Что евреи оч<ень> большие эксплоататоры, — это не подлежит ни малейшему сомнению, и развивать это в суждениях общего свойства — не полезно и не интересно. Надо давать фактические доказательства их эксплоататорской лютости, всегда точно обозначенные. Иначе все подобное не только не достигает никакой полезной цели, но служит во вред христианскому населению, ибо носит характер бездоказательный, стало быть, почти не основательный.

Таких корреспонденции нельзя, да и не следует печатать. Кто хочет писать, пусть пишет просто: «в селе таком-то случилось то-то». Это всегда будет принято, a общие суждения и анекдотические случаи в NN с гг. N.N и евреем X. — не годятся [MARCADÉ. Р. 428].

Можно с уверенностью полагать, что именно 70-е — 80-е годы XIX в. Лесков, находившийся в состоянии «поисков религиозной аутентичности», воспринимал иудаизм исключительно в его «узкоталмудическом толковании» [MARCADÉ. Р. 428] и, как следствие этого, крайне отрицательно. В частности, именно на этом основании строилось его убеждение, что в любой житейской ситуации поведение еврея (идет речь о местечковом еврействе) обусловлено специфическими формами его религиозной обрядности, мировоззрения и быта [MARCADÉ Р. 427].

Для общей оценки еврейской морали, в основе которой лежит тысячелетний Закон (Галаха), Лесков, например, в письме к А. С. Суворину (зима 1877–1878 г.) использует уничижительное определение «пустосвятство»:

Посылаю Вам рассказ, он написан литературно и после большого изучения жидовского пустосвятства, которое, по моему, лежит в основе всей жидовской морали. Как дитя заправляется, религиозно, — так оно и развивается далее, нравственно, — все в одном душевном настроении. Весь вопрос в том, что жид может во всем себя оправдать в своей совести.
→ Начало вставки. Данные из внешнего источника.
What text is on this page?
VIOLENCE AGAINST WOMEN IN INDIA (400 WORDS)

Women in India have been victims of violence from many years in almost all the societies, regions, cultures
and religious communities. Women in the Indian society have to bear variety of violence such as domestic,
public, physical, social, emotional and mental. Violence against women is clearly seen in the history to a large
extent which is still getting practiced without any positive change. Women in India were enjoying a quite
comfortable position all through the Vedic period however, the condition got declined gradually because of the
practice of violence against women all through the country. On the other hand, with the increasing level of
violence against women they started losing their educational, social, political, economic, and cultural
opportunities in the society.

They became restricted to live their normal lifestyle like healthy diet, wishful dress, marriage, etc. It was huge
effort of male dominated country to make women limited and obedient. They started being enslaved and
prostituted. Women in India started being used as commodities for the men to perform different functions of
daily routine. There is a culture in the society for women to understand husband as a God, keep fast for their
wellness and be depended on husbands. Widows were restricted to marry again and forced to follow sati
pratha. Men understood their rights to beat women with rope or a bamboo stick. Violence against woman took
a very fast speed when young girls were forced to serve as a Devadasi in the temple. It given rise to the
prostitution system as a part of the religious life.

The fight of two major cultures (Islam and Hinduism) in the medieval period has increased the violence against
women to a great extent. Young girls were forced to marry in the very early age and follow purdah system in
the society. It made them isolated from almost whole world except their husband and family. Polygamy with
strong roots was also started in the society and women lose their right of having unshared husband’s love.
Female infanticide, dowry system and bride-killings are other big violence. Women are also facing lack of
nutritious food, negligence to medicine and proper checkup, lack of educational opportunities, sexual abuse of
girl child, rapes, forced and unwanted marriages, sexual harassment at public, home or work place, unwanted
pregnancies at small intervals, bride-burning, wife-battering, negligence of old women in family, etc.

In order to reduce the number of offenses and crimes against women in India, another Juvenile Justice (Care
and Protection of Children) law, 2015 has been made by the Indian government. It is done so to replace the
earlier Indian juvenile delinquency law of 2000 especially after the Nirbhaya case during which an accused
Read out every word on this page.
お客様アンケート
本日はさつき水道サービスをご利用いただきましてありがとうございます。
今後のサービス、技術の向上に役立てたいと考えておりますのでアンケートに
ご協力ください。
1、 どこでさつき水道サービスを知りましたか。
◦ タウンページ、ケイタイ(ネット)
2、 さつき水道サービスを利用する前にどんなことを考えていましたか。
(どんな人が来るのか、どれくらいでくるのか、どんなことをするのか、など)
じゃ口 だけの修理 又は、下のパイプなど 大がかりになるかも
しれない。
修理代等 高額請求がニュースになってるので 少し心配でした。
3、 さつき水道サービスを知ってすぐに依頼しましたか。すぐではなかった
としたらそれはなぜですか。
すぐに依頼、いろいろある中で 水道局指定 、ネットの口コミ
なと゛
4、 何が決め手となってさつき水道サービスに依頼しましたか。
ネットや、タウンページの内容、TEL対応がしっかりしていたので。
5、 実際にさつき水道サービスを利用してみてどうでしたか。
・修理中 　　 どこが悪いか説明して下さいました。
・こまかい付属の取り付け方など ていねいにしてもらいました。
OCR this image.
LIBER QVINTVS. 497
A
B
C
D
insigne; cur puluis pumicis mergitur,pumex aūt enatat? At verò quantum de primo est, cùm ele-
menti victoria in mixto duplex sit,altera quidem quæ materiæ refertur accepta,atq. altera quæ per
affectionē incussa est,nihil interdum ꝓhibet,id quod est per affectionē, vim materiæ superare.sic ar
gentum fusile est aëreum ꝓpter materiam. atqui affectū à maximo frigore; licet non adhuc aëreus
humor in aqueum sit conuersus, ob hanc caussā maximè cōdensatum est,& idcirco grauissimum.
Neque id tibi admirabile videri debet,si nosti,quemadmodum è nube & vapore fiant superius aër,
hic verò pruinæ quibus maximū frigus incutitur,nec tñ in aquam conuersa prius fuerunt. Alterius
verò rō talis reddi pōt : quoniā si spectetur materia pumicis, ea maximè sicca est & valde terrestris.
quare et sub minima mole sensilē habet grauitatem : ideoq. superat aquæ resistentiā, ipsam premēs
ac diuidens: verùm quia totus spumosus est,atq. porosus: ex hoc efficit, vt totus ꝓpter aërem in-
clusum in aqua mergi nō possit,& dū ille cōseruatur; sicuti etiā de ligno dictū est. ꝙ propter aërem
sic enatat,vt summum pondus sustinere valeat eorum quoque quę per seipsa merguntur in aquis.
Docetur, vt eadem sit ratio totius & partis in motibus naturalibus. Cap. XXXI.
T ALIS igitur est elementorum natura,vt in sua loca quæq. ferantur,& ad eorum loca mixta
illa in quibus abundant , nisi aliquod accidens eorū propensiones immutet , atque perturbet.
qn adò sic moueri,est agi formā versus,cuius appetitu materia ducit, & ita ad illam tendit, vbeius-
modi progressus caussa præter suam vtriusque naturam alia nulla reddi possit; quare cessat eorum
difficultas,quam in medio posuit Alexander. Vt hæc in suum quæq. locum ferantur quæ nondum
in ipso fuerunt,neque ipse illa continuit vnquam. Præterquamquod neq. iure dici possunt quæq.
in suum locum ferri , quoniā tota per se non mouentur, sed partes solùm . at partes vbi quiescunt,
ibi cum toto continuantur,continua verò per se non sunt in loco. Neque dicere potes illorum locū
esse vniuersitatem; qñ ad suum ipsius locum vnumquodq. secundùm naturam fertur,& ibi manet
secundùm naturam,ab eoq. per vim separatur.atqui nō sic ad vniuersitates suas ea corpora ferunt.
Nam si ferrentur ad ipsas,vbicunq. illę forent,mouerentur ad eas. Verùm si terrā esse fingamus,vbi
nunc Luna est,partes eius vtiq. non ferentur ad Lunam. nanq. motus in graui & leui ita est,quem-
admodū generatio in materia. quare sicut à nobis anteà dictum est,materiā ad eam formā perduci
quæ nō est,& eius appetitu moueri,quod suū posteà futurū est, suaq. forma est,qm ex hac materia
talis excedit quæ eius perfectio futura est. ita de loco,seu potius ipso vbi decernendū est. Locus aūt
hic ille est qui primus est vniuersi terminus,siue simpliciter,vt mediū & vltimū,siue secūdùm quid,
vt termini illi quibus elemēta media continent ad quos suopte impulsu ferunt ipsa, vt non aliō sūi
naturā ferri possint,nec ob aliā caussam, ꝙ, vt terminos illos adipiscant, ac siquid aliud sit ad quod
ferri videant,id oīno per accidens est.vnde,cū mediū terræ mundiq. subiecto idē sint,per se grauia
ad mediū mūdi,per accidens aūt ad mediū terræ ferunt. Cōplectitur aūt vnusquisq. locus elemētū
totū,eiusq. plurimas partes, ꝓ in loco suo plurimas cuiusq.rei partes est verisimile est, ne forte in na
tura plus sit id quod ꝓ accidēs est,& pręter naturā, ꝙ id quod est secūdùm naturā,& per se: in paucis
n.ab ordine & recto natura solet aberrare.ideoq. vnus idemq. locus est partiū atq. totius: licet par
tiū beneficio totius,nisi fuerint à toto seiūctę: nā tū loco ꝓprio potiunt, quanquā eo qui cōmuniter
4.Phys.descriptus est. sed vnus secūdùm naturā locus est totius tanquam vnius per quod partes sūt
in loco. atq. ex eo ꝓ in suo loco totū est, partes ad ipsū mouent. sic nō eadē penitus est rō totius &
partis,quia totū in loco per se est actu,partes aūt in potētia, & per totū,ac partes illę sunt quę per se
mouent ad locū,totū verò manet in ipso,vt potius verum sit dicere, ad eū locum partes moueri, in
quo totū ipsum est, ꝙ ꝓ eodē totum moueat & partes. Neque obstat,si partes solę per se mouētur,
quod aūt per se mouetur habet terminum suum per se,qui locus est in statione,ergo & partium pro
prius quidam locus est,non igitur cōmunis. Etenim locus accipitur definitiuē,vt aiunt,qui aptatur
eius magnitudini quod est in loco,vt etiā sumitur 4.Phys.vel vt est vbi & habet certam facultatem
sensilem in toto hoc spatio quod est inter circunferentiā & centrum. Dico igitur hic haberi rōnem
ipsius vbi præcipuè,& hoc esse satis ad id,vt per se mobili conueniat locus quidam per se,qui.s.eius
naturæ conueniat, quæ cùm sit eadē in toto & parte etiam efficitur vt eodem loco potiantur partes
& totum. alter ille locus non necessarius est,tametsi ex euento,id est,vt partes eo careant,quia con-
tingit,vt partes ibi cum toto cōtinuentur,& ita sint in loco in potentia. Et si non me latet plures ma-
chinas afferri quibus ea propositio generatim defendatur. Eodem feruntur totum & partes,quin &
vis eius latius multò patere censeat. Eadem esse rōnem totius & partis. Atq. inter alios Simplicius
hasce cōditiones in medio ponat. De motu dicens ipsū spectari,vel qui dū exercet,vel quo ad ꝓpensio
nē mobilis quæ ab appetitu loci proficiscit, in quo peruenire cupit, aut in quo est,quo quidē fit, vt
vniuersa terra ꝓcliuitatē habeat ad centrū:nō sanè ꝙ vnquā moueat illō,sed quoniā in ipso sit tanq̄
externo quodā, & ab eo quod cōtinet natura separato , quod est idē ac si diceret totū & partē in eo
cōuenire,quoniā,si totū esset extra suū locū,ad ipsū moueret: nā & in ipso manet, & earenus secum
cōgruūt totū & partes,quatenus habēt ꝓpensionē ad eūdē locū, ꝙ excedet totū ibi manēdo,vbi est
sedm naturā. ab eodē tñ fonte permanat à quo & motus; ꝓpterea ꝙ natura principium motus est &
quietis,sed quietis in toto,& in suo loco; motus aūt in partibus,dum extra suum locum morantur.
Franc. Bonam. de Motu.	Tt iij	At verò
Тысячелетнюю мудрость иудейского Закона, записанную в Талмуде, которую свято чтят верующие евреи, Лесков презрительно именует «суеверными предрассудками»:

Имея в виду Ваши контро-жидовские статьи, я написал для Вас рассказ в этом роде (в котором я никогда не дебютировал). Я не знаток жидовского жаргона и не на нем играю, а строил все на жидовском настроении, имеющем свои основы в жидовской талмудической морали и суеверных предрассудках, которые в этом племени сильнее, чем во всяком другом; но о них обыкновенно не говорят беллетристы, потому что не знают их, — потому что их изучить труднее, чем смешить жаргоном, см. «Письма» в [ЛЕСКОВ-НС].

Уже только по этим причинам Лескова вполне можно зачислить в стан антисемитов [MCLEAN. S. 418–443].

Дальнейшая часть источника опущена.